Reinvention Takes Time—and Culture
Long-term growth requires long-term thinking. Yet in our fast-paced world, it’s easy to focus on quick wins over lasting development.
Dorie Clark, best-selling author and leadership expert, reminded us that true growth is a long game. In our episode, she offered strategies to create space for learning and reinvention—both for yourself and your team.
In our conversation, we explored the idea that growth isn't just something you pursue once—it’s a continuous mindset. Dorie shared how her own journey of reinvention, from philosophy student to bestselling author and executive coach, has always been driven by a deep sense of intrinsic motivation:
“I had a very strong internal drive. It wasn't that I necessarily felt like I needed to be better than anyone. It wasn't that I was competitive per se, but it was that I had a lot of things that I wanted to do.”

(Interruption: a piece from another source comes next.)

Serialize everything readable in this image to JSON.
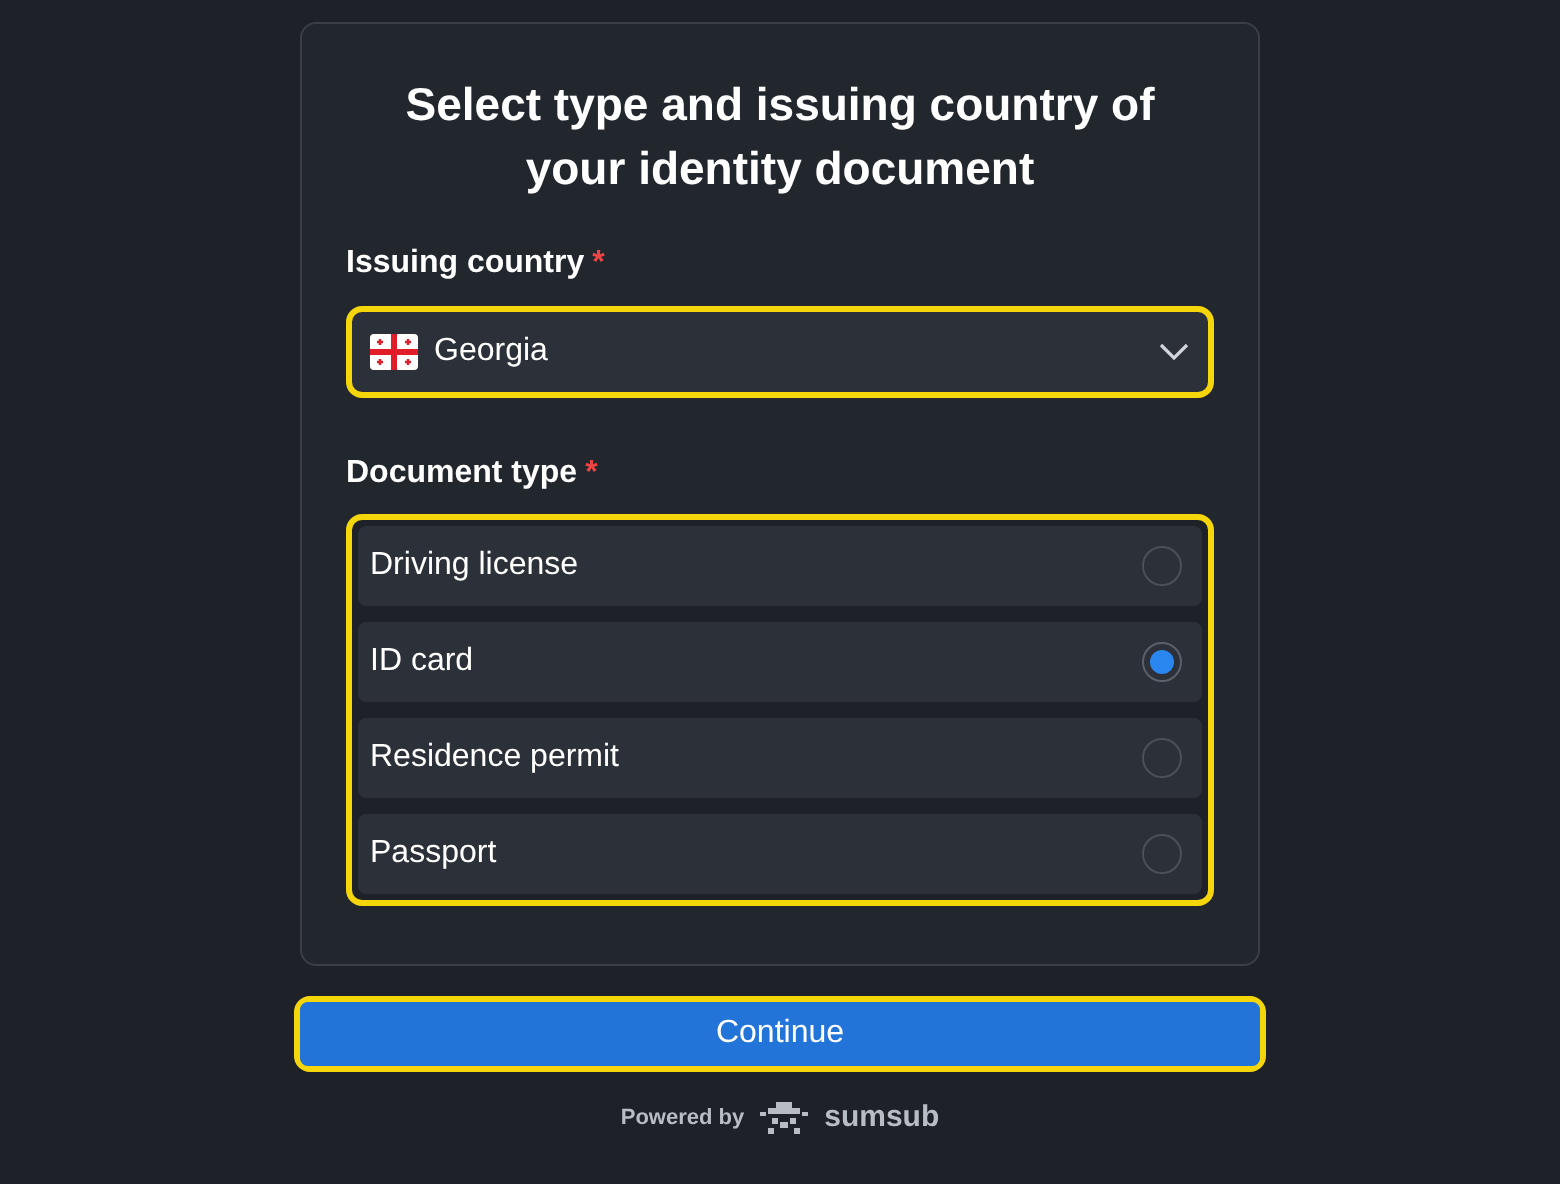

This sense of purpose, curiosity, and long-term thinking is something leaders can cultivate—not only in themselves, but in the people around them. When team members are given the space and encouragement to grow beyond their current roles, they bring energy, innovation, and resilience to the organization.

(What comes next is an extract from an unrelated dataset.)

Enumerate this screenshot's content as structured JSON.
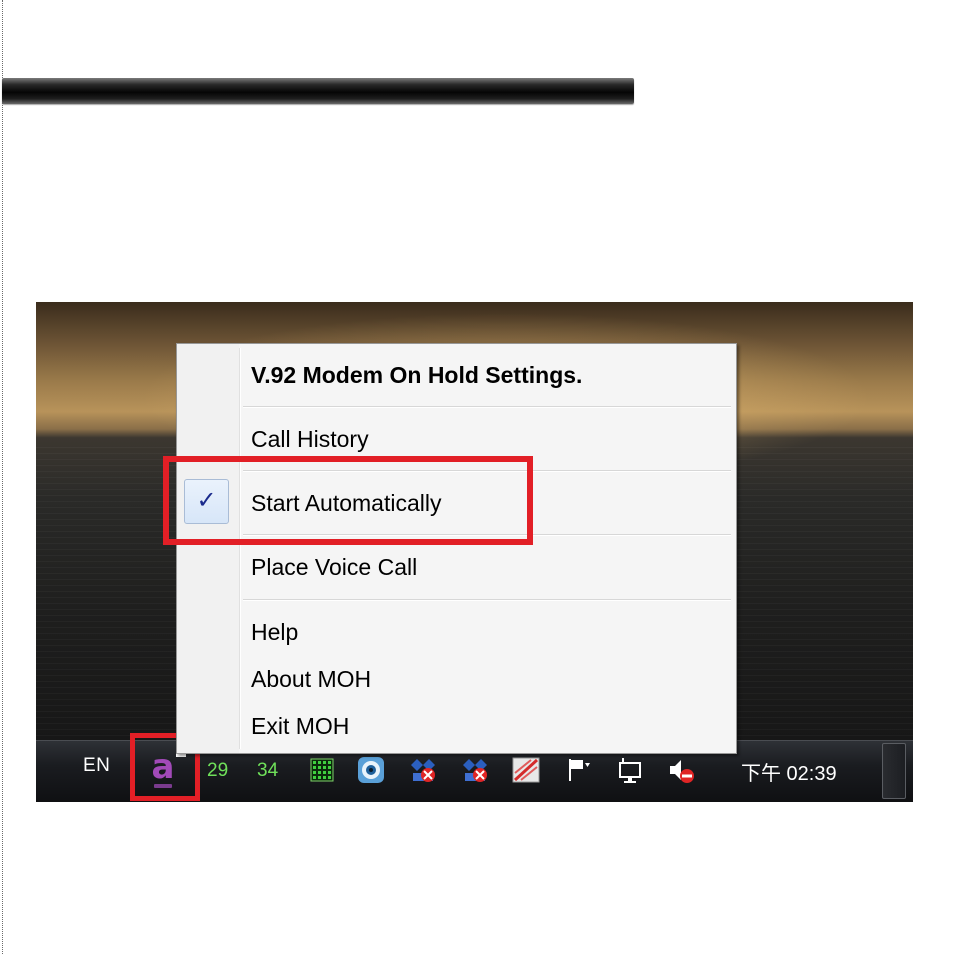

The Growth Mindset at Scale: Satya Nadella’s Transformation of Microsoft
Few leaders have demonstrated the power of culture like Satya Nadella .When he became CEO of Microsoft soft in 2014, he made a bold move: placing the growth mindset at the heart of Microsoft’s cultural transformation.

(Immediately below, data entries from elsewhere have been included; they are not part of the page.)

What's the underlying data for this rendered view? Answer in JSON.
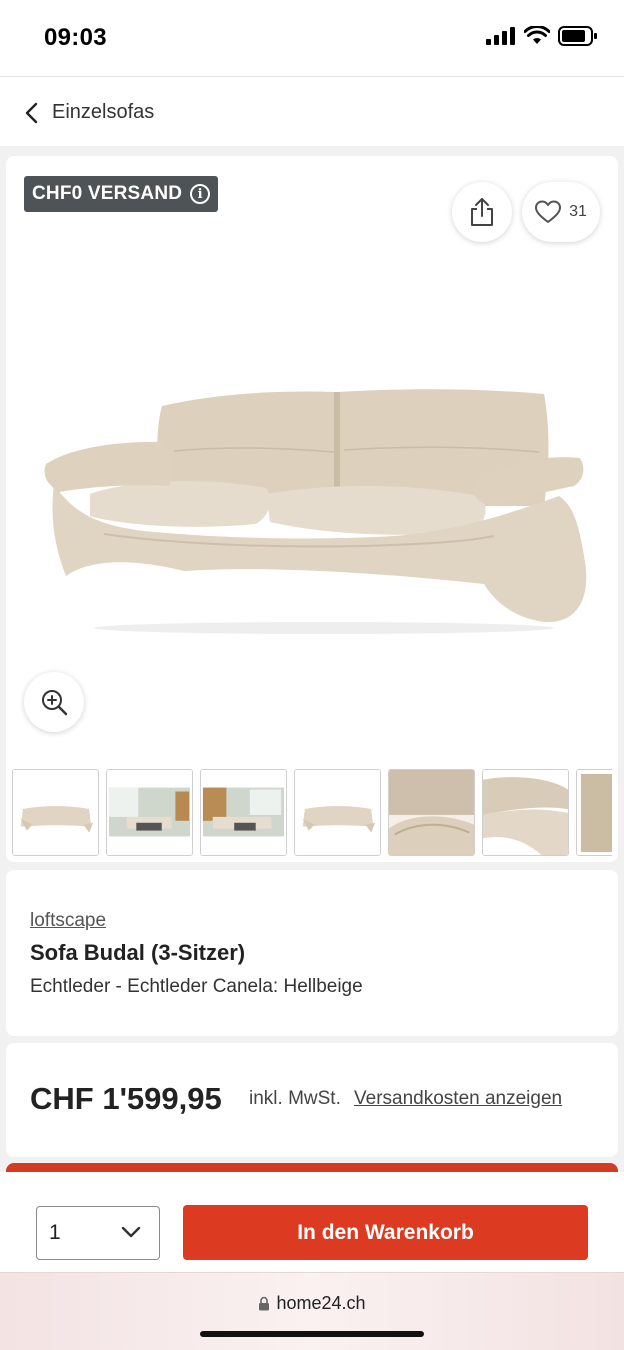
{
  "status_bar": {
    "time": "09:03"
  },
  "nav": {
    "back_label": "Einzelsofas"
  },
  "gallery": {
    "shipping_badge": "CHF0 VERSAND",
    "info_glyph": "i",
    "wishlist_count": "31",
    "thumbnail_count": 7
  },
  "product": {
    "brand": "loftscape",
    "title": "Sofa Budal (3-Sitzer)",
    "variant": "Echtleder - Echtleder Canela: Hellbeige"
  },
  "pricing": {
    "price": "CHF 1'599,95",
    "vat_note": "inkl. MwSt.",
    "shipping_link": "Versandkosten anzeigen"
  },
  "cart": {
    "quantity": "1",
    "add_to_cart_label": "In den Warenkorb"
  },
  "browser": {
    "url": "home24.ch"
  },
  "colors": {
    "accent": "#dc3a21",
    "badge": "#4d5356",
    "sofa": "#e3d7c5"
  }
}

Rather than focusing on being right, teams were encouraged to stay curious, listen deeply, and keep learning. Nadella’s leadership didn’t just shift internal culture—it drove innovation, collaboration, and sustained performance.
As he put it:
“If one is a know-it-all and the other is learn-it-all, the learn-it-all will always do better. And I said, oh, that applies to a CEO, but it also applies to the entire company.”
Scaling it in the field. In 2016 I took the baton on the customer-facing side, leading Microsoft’s Global Sales, Marketing & Operations alongside Satya, and we moved 30,000+ sellers from an inspection culture (“Did you hit quota?”) to a coaching and learning culture (“How did you create value for the customer—and what did you learn?”), using AI and telemetry to track the change process, one seller at a time.
This mindset shift—from proving to improving—created ripple effects across the organization, and inspired many other companies to do the same.
🎧 Listen to the episode with Satya Nadella:
How to Fail Well: Learning as a Leadership Practice
Creating a culture of growth means embracing failure as a teacher.
In my conversation with Amy Edmondson, Harvard Business School professor and author of Right Kind of Wrong, she shared the importance of framing failure not as weakness, but as essential data in the learning process.
She reminded us that when leaders normalize smart failure, they reduce fear—and unlock creativity. In other words, failure is not the opposite of success. It’s part of it.
🎧 Listen to the episode with Amy Edmondson:
What I’m Practicing: Leading with a Culture of Growth
In my own leadership journey—whether at Microsoft or through Live for Good—I’ve learned that creating a growth culture starts with three simple but not always easy habits:
- Asking more questions than I give answers.
- Encouraging people to take small risks and learn out loud.
- And now, embed AI as a “growth partner” to nurture the culture
One of my mentors once told me: "If people aren't failing occasionally, they’re not growing."
Growth doesn’t happen in a comfort zone. It happens in a trust zone.
That’s why culture matters. Not just what we achieve, but how we make others feel while striving toward it.
A Reflection for the Month Ahead
As you lead your teams, ask yourself:
- What kind of risks do people feel safe taking around me?
- Do I model learning—by sharing what I don’t know or what I’ve just learned?
- Am I celebrating effort and improvement, or just outcomes?
- Am i leveraging AI to truly empower my team members to be more?
Culture is built in the everyday. And when you lead with a mindset of growth, you give others the courage to stretch, fail, and ultimately succeed.
Let’s keep learning—and growing—together.